JasonKessler / scattertext

Beautiful visualizations of how language differs among document types.
Apache License 2.0
2.23k stars 287 forks source link

Issue to handle with Topics extractions #90

Closed MastafaF closed 3 years ago

MastafaF commented 3 years ago

We need to handle topics with duplicated keywords.

The two snippets below give different statistics for the same topic money.

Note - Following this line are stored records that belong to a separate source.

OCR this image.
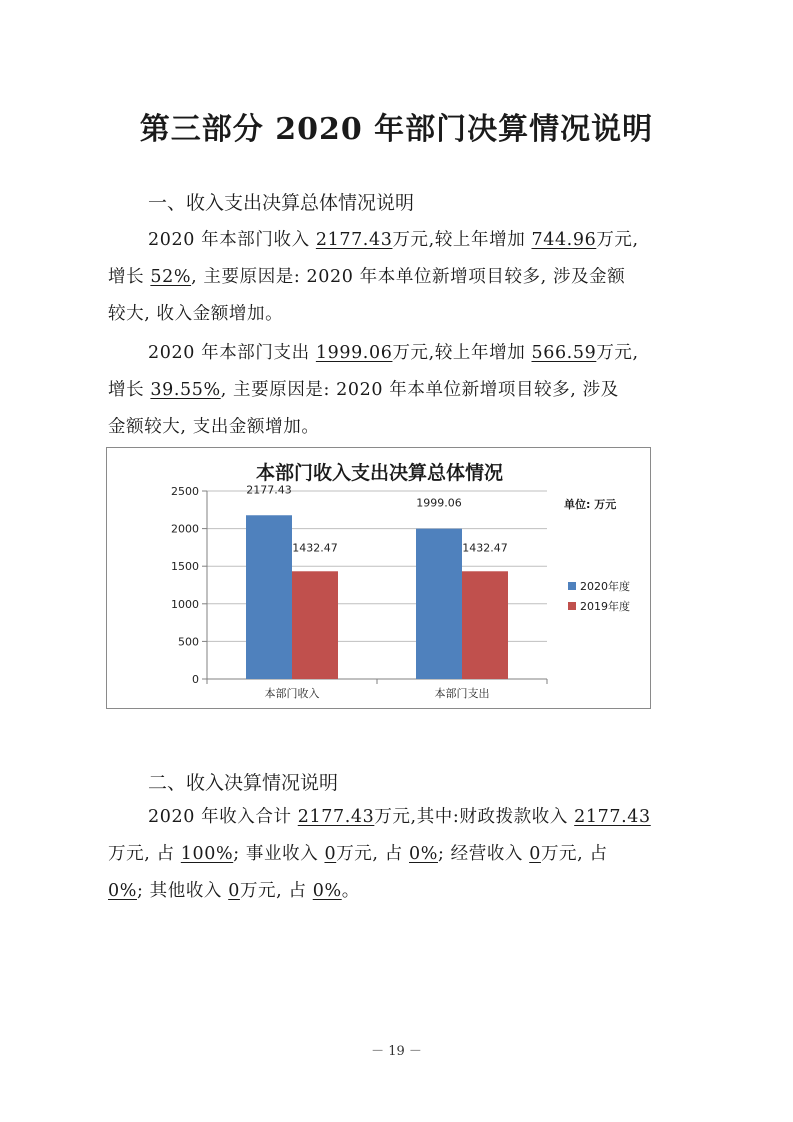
第三部分 2020 年部门决算情况说明
一、收入支出决算总体情况说明
2020 年本部门收入 2177.43万元,较上年增加 744.96万元,
增长 52%, 主要原因是: 2020 年本单位新增项目较多, 涉及金额
较大, 收入金额增加。
2020 年本部门支出 1999.06万元,较上年增加 566.59万元,
增长 39.55%, 主要原因是: 2020 年本单位新增项目较多, 涉及
金额较大, 支出金额增加。
本部门收入支出决算总体情况
单位: 万元
0
500
1000
1500
2000
2500	2177.43
1432.47
本部门收入
1999.06
1432.47
本部门支出
2020年度
2019年度
二、收入决算情况说明
2020 年收入合计 2177.43万元,其中:财政拨款收入 2177.43
万元, 占 100%; 事业收入 0万元, 占 0%; 经营收入 0万元, 占
0%; 其他收入 0万元, 占 0%。
－ 19 －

Will try to follow up with a PR.

convention_df = st.SampleCorpora.ConventionData2012.get_data() 

topic_model = {
  'money': ['money', 'money', 'money', 'money', 'bank','banks','finances','financial','loan','dollars','income'],
  'jobs':['jobs','workers','labor','employment','worker','employee','job'],
  'patriotic':['america','country','flag','americans','patriotism','patriotic'],
  'family':['mother','father','mom','dad','sister','brother','grandfather','grandmother','son','daughter']
}

import scattertext as st

topic_feature_builder = st.FeatsFromTopicModel(topic_model)

convention_df['parse'] = convention_df['text'].apply(st.whitespace_nlp_with_sentences)

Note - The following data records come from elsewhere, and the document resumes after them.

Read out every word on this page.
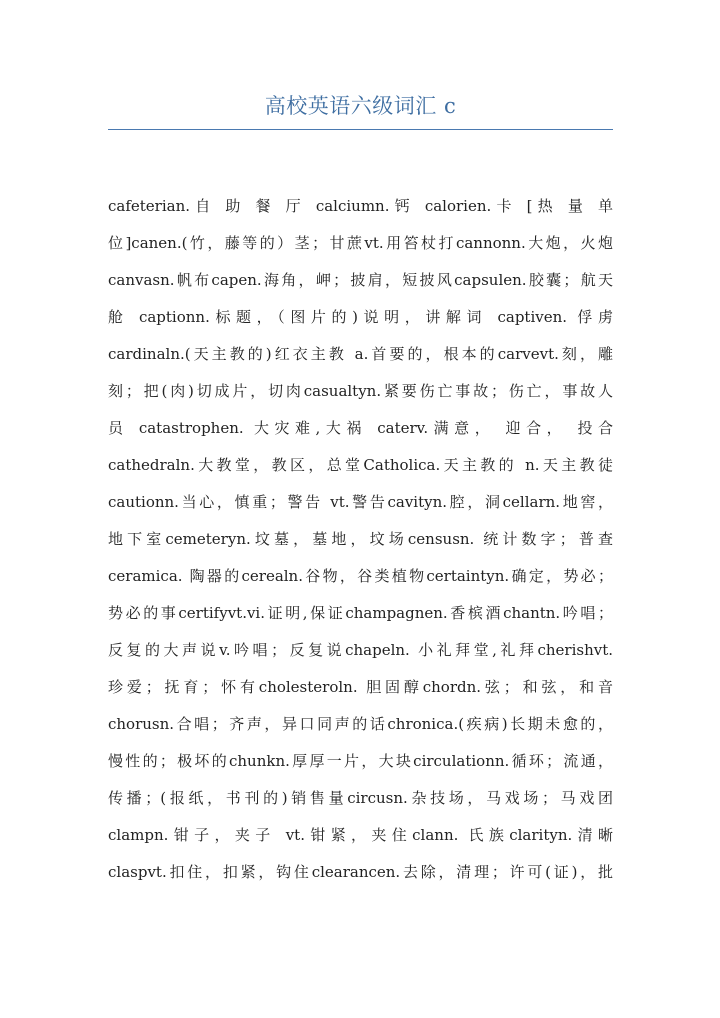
高校英语六级词汇 c
cafeterian.自 助 餐 厅 calciumn.钙 calorien.卡 [热 量 单
位]canen.(竹，藤等的）茎；甘蔗vt.用笞杖打cannonn.大炮，火炮
canvasn.帆布capen.海角，岬；披肩，短披风capsulen.胶囊；航天
舱 captionn.标题，（图片的)说明，讲解词 captiven. 俘虏
cardinaln.(天主教的)红衣主教 a.首要的，根本的carvevt.刻，雕
刻；把(肉)切成片，切肉casualtyn.紧要伤亡事故；伤亡，事故人
员 catastrophen. 大灾难,大祸 caterv.满意， 迎合， 投合
cathedraln.大教堂，教区，总堂Catholica.天主教的 n.天主教徒
cautionn.当心，慎重；警告 vt.警告cavityn.腔，洞cellarn.地窖，
地下室cemeteryn.坟墓，墓地，坟场censusn. 统计数字；普查
ceramica. 陶器的cerealn.谷物，谷类植物certaintyn.确定，势必；
势必的事certifyvt.vi.证明,保证champagnen.香槟酒chantn.吟唱；
反复的大声说v.吟唱；反复说chapeln. 小礼拜堂,礼拜cherishvt.
珍爱；抚育；怀有cholesteroln. 胆固醇chordn.弦；和弦，和音
chorusn.合唱；齐声，异口同声的话chronica.(疾病)长期未愈的，
慢性的；极坏的chunkn.厚厚一片，大块circulationn.循环；流通，
传播；(报纸，书刊的)销售量circusn.杂技场，马戏场；马戏团
clampn.钳子，夹子 vt.钳紧，夹住clann. 氏族clarityn.清晰
claspvt.扣住，扣紧，钩住clearancen.去除，清理；许可(证)，批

topic_corpus = st.CorpusFromParsedDocuments(
    convention_df,
    category_col='party',
    parsed_col='parse',
    feats_from_spacy_doc=topic_feature_builder
).build()

html = st.produce_scattertext_explorer(
    topic_corpus,
    category='democrat',
    category_name='Democratic',
    not_category_name='Republican',
    width_in_pixels=1000,
    metadata=convention_df['speaker'],
    use_non_text_features=True,
    use_full_doc=True,
    pmi_threshold_coefficient=0,
    topic_model_term_lists=topic_feature_builder.get_top_model_term_lists()
)

with open("tst_remove_2.html", 'w') as f:
    f.write(html)
convention_df = st.SampleCorpora.ConventionData2012.get_data() 

topic_model = {
  'money': ['money', 'bank','banks','finances','financial','loan','dollars','income'],
  'jobs':['jobs','workers','labor','employment','worker','employee','job'],
  'patriotic':['america','country','flag','americans','patriotism','patriotic'],
  'family':['mother','father','mom','dad','sister','brother','grandfather','grandmother','son','daughter']
}

import scattertext as st

topic_feature_builder = st.FeatsFromTopicModel(topic_model)

convention_df['parse'] = convention_df['text'].apply(st.whitespace_nlp_with_sentences)

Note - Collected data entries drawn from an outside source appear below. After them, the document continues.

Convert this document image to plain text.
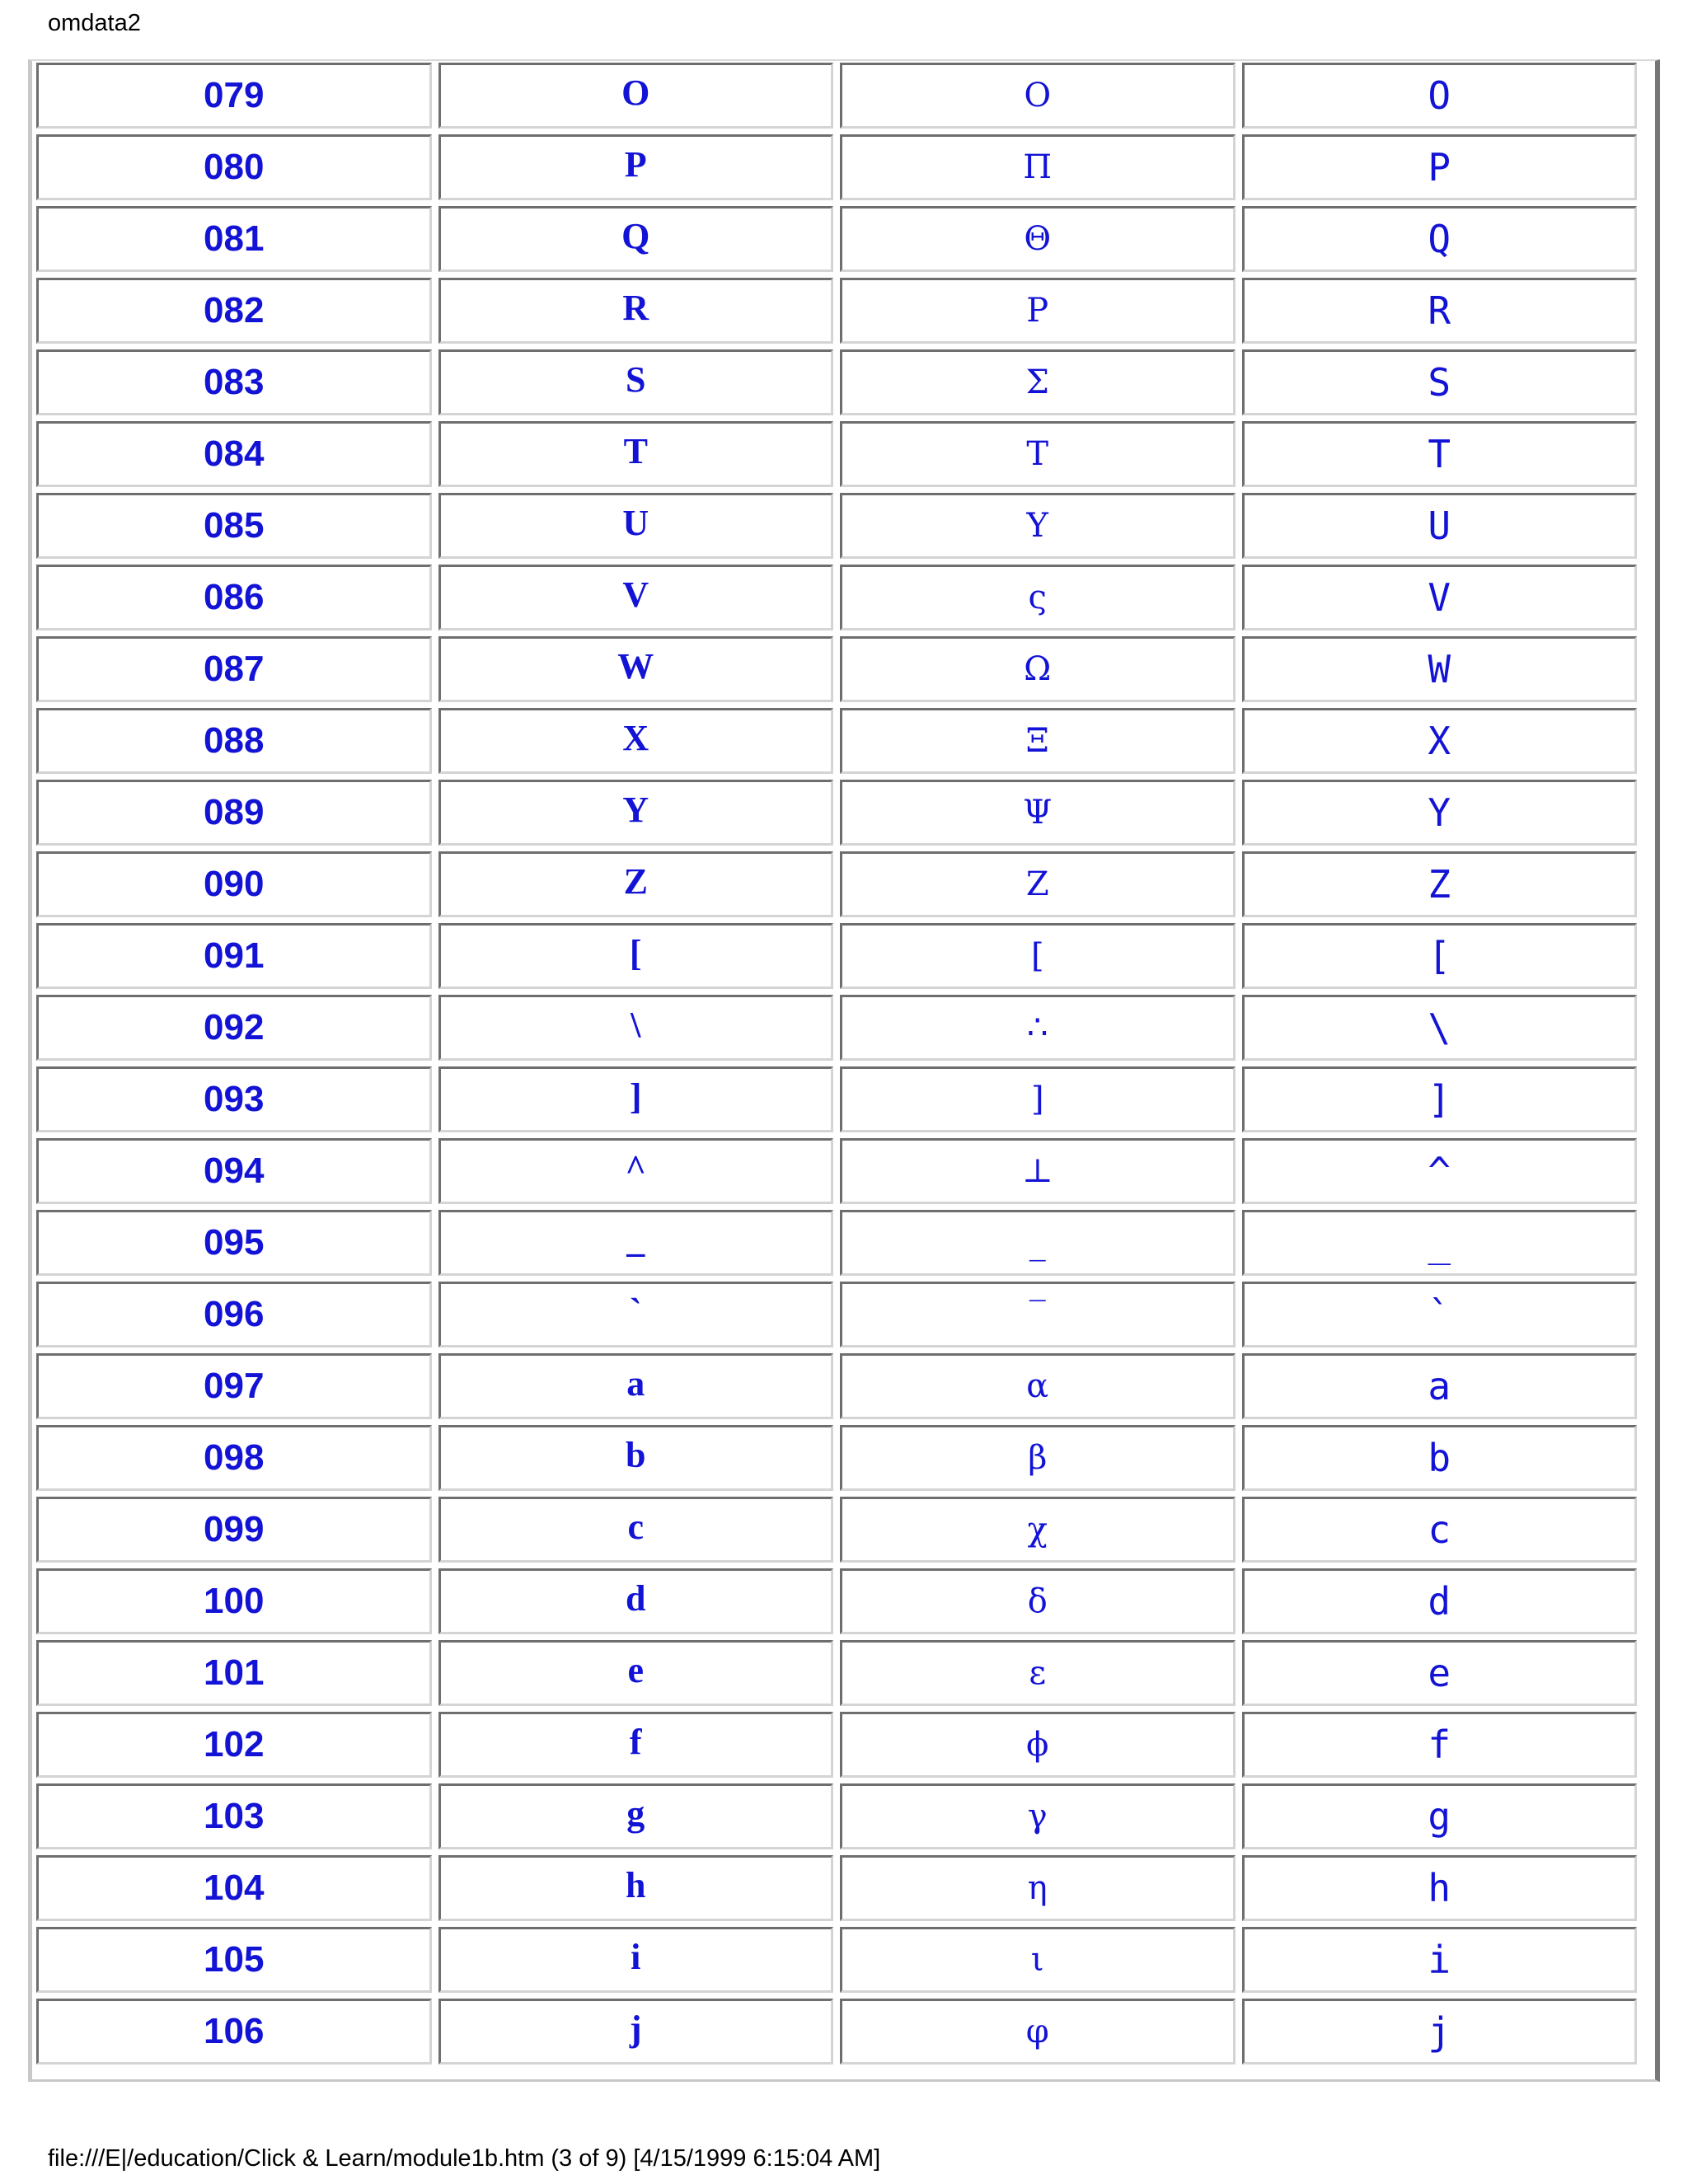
omdata2
079	O	Ο	O
080	P	Π	P
081	Q	Θ	Q
082	R	Ρ	R
083	S	Σ	S
084	T	Τ	T
085	U	Υ	U
086	V	ς	V
087	W	Ω	W
088	X	Ξ	X
089	Y	Ψ	Y
090	Z	Ζ	Z
091	[	[	[
092	\	∴	\
093	]	]	]
094	^	⊥	^
095	_	_	_
096	`	‾	`
097	a	α	a
098	b	β	b
099	c	χ	c
100	d	δ	d
101	e	ε	e
102	f	ϕ	f
103	g	γ	g
104	h	η	h
105	i	ι	i
106	j	φ	j
file:///E|/education/Click & Learn/module1b.htm (3 of 9) [4/15/1999 6:15:04 AM]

topic_corpus = st.CorpusFromParsedDocuments(
    convention_df,
    category_col='party',
    parsed_col='parse',
    feats_from_spacy_doc=topic_feature_builder
).build()

html = st.produce_scattertext_explorer(
    topic_corpus,
    category='democrat',
    category_name='Democratic',
    not_category_name='Republican',
    width_in_pixels=1000,
    metadata=convention_df['speaker'],
    use_non_text_features=True,
    use_full_doc=True,
    pmi_threshold_coefficient=0,
    topic_model_term_lists=topic_feature_builder.get_top_model_term_lists()
)

with open("tst_remove_2.html", 'w') as f:
    f.write(html)
JasonKessler commented 3 years ago

Please follow the instructions for reporting a bug in the issue template.

Once you do so, we can reopen the issue and verify there's a problem.